Of course, Germany’s military capabilities and capacity still pale in comparison to France and the U.K. But this is likely to change over time as Berlin continues to expand its defense budget, while Paris and London face comparatively more challenging fiscal circumstances.

More importantly, however, for Washington, the Nord Stream 2 agreement removes a major impediment to an ever-closer international security partnership with Berlin.

The great power competition unfolding between the U.S. on the one hand and Russia and China on the other is most likely to manifest itself in hybrid terms — involving political, diplomatic, economic, informational and military challenges, below the level of tanks crossing borders. That means that a close partnership between Washington and Berlin is likely to pay long-term dividends to the benefit of not only Germany and the U.S. but Central and Eastern Europe as well.

These countries, compelled by geography to navigate a path between Germany and Russia, need Germany firmly grounded in the West — and the Nord Stream 2 arrangement will help make sure it remains so. The alternative, Washington’s unilateral sanctions on German businesses, only strengthened the voices of those in Berlin who favor a more ambivalent German policy toward great power competition — one that pursues an equal distance between the U.S. and Russia.

Furthermore, Russia is likely to never make use of Nord Stream 2’s full capacity; climate change and long-term trends in energy consumption across Europe away from fossil fuels and toward renewables will make sure of that. Over time, declining Russian gas sales in Europe will eventually reduce Ukraine’s role as an energy transit country in any case.
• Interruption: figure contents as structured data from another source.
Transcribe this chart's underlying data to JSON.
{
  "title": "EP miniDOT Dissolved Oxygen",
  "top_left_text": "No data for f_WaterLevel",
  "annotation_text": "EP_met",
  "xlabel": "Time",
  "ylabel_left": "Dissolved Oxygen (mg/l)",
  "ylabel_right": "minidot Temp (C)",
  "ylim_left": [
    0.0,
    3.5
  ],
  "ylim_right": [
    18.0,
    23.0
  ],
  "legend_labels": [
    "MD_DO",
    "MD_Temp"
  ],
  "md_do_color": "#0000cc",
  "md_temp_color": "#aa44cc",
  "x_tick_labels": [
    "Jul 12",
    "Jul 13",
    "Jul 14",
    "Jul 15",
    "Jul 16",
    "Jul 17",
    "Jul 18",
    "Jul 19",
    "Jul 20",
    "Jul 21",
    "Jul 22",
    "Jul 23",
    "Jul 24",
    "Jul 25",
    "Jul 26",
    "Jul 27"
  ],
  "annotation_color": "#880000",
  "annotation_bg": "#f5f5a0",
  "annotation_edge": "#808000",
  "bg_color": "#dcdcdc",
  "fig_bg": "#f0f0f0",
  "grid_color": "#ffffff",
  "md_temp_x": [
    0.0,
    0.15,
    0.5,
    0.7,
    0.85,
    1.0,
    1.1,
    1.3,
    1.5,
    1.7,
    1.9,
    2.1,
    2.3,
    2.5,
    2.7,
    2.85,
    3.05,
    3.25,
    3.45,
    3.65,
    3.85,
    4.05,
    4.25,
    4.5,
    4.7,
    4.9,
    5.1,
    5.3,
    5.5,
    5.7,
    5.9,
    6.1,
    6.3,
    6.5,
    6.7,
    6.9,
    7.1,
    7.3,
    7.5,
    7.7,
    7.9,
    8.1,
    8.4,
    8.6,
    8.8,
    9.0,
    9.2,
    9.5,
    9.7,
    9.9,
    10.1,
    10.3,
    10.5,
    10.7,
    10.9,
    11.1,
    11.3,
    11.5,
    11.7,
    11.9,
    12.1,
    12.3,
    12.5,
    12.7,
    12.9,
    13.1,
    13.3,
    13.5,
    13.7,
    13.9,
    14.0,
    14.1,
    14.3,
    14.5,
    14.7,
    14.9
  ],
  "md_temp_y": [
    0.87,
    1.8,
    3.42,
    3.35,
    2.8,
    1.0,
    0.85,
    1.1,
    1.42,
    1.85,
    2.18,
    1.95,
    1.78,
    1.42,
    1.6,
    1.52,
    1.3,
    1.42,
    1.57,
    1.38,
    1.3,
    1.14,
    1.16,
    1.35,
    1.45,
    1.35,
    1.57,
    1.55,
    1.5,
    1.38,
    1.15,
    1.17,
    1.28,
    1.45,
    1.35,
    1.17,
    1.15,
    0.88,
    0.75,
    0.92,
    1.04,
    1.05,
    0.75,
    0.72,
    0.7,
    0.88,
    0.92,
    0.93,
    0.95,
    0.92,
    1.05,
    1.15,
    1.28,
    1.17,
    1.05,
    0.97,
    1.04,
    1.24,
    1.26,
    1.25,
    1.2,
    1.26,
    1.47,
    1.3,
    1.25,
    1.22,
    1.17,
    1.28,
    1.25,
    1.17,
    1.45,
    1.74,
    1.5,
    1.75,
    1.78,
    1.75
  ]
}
The Nord Stream 2 agreement won’t end Berlin’s pursuit of a special relationship with Moscow. Its political elites remain convinced that European security can only be achieved with Russia, not against it, and that interdependence with Russia benefits the West. But the agreement nonetheless represents a win for Washington, insofar as it has garnered commitments from Berlin that otherwise wouldn’t have been made.

And ultimately, as long as it helps ensure the powerful country to their West remains firmly anchored there, Central and Eastern European countries will also benefit from this agreement.